Este capítulo também está disponível no +Fiction: plusfiction.com/book/793061/chapter/1

Era madrugada em Hogwarts e Neville não conseguia pegar no sono. Através da janela do dormitório, os dementadores desgarrados, mais escuros do que a noite, sobrevoarem a floresta como abutres. Preferiam a área onde o lago negro e a floresta proibida se encontravam, onde agora ficavam as lápides dos heróis caídos da última batalha. Colin, Lilá, Fred, Remus Lupin, Nymphadora Tonks…

Alguns inimigos, cujos corpos não tinham sido clamados, também haviam sido enterrados nas proximidades, mas Neville não queria pensar nisso.
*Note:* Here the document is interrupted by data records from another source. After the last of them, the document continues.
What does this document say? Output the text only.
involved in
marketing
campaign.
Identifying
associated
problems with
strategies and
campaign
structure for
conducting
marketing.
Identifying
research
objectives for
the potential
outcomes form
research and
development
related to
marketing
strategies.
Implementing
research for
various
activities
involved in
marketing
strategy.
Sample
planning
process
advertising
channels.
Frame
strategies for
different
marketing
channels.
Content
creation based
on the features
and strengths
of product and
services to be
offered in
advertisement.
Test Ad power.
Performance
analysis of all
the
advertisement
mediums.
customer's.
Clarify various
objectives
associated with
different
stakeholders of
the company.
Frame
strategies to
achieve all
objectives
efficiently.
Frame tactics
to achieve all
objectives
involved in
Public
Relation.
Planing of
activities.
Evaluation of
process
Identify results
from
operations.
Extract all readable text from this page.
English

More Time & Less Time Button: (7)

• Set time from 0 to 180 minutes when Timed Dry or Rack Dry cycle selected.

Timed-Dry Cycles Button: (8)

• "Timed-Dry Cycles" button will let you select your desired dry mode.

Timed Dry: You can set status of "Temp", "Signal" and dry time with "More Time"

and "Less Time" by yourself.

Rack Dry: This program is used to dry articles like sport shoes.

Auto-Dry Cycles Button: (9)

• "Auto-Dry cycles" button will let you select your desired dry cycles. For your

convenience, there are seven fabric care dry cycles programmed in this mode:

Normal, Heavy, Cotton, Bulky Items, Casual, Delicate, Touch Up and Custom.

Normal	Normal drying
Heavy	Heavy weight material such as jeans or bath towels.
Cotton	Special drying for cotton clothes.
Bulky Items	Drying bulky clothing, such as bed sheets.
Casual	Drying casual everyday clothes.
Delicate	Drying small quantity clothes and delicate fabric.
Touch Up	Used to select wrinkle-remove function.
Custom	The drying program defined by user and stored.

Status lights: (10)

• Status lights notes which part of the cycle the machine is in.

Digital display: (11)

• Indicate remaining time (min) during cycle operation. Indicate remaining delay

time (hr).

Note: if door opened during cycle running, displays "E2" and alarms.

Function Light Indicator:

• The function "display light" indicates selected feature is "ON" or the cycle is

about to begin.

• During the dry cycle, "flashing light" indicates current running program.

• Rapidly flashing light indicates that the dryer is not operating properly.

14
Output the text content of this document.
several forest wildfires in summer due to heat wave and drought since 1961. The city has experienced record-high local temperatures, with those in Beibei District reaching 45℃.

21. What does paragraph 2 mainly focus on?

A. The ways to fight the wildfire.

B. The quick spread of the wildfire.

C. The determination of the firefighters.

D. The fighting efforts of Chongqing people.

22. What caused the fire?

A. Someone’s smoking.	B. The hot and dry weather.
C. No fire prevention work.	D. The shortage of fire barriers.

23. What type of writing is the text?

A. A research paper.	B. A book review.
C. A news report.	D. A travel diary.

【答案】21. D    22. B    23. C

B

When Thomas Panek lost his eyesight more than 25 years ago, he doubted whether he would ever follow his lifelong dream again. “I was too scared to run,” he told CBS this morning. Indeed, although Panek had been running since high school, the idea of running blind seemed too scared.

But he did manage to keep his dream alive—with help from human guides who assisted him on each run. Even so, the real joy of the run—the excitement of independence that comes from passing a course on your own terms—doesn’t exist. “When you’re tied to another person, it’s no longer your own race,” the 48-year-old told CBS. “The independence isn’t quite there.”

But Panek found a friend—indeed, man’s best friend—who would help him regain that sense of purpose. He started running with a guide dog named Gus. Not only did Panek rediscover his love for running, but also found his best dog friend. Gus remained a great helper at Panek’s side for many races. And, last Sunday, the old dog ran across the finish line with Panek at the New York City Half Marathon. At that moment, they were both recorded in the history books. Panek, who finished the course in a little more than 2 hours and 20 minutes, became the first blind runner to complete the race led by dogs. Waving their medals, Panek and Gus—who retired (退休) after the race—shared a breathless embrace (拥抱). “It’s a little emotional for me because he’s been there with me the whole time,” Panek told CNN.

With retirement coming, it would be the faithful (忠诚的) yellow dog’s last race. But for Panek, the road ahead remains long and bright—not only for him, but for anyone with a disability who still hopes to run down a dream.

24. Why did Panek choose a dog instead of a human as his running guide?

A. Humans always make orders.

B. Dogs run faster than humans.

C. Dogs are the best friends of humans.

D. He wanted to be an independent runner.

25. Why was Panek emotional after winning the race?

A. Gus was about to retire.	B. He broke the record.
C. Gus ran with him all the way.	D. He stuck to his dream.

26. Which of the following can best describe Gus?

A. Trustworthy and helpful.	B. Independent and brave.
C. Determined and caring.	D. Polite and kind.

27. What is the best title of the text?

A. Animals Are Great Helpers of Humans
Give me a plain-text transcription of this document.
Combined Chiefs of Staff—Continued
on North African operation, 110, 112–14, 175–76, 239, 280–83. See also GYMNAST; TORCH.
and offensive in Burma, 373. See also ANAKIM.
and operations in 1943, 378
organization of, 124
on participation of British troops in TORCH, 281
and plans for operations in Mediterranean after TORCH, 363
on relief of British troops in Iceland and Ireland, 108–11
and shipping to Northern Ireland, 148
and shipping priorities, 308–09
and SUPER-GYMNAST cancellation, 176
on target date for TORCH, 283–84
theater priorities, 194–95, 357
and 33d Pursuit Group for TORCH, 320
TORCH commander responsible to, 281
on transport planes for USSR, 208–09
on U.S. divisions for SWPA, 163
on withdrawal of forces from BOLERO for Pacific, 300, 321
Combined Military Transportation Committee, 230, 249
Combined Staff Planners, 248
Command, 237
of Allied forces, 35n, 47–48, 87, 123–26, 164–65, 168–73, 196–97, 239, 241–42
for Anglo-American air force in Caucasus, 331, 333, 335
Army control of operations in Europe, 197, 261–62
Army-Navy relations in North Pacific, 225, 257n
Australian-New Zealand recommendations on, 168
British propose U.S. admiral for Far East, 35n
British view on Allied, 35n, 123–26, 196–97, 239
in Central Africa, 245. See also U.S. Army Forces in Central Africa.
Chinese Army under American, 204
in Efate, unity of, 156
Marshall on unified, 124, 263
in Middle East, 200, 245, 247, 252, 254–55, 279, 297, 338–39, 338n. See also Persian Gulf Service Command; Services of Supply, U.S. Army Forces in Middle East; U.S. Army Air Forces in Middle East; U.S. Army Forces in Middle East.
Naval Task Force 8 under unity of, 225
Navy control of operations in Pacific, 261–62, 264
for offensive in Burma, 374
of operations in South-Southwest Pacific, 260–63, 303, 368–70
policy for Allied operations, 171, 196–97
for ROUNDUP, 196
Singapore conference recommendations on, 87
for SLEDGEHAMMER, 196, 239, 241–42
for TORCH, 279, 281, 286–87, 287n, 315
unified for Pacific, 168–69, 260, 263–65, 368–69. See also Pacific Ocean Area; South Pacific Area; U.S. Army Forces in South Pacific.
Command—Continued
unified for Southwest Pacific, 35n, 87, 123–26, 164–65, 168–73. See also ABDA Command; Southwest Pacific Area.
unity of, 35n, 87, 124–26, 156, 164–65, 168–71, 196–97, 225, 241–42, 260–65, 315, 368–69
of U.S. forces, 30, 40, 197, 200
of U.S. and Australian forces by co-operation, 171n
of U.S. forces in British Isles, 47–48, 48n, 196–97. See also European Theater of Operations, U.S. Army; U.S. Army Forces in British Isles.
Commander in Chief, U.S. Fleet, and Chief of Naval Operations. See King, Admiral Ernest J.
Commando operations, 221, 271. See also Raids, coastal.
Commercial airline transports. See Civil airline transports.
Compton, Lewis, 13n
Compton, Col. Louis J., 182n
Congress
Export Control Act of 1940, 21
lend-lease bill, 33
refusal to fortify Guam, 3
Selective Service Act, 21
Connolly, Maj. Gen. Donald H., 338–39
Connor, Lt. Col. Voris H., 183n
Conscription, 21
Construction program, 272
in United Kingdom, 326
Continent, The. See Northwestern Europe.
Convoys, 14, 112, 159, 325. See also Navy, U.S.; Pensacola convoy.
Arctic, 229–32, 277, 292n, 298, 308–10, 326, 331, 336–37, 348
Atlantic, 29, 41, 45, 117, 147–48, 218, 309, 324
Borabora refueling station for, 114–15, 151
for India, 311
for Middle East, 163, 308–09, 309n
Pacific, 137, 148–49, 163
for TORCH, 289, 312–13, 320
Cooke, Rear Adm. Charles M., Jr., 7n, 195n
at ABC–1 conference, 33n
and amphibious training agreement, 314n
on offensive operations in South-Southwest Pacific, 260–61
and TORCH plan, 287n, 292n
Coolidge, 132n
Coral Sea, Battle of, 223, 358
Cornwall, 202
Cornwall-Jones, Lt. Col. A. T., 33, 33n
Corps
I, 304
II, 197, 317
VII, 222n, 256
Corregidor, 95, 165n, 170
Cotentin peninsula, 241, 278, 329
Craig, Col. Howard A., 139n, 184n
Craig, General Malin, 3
Não queria pensar que Severus Snape e Bellatrix Lestrange apodreceriam na mesma terra que os seus amigos. Felizmente o Ministério clamara o corpo de Voldemort, porque Neville não podia suportar a ideia de tê-lo enterrado ali, nos terrenos de Hogwarts. 

E a cobra… a cobra tinha sido enterrada lá também. A cobra era uma das razões pelas quais Neville não conseguia dormir. Nunca matara antes, mas já não conseguia parar de pensar no momento em que separara a cabeça de Nagini do corpo com um movimento único da espada afiada de Godric Griffyndor. A lembrança mandava arrepios pela sua espinha toda vez que emergia. 

Neville pensara que, se um dia tivesse que matar algum ser vivo provido de consciência, isso o atormentaria a vida inteira. 

Certamente não esperara gostar da experiência. O que havia de errado com ele? 

Neville piscou, achando ter visto alguma coisa se mover entre as lápides. Uma forma branca contra a escuridão, uma… pessoa? 

Ele se aproximou da janela, procurando se certificar, mas era difícil ter certeza de tão longe. Os dementadores também a viram e mergulharam em sua direção, uns quatro ou cinco. Neville assistiu a silhueta da mulher nua e muito pálida correr das criaturas pela orla da floresta, tropeçando e oscilando como se não soubesse bem o que fazer com as pernas. 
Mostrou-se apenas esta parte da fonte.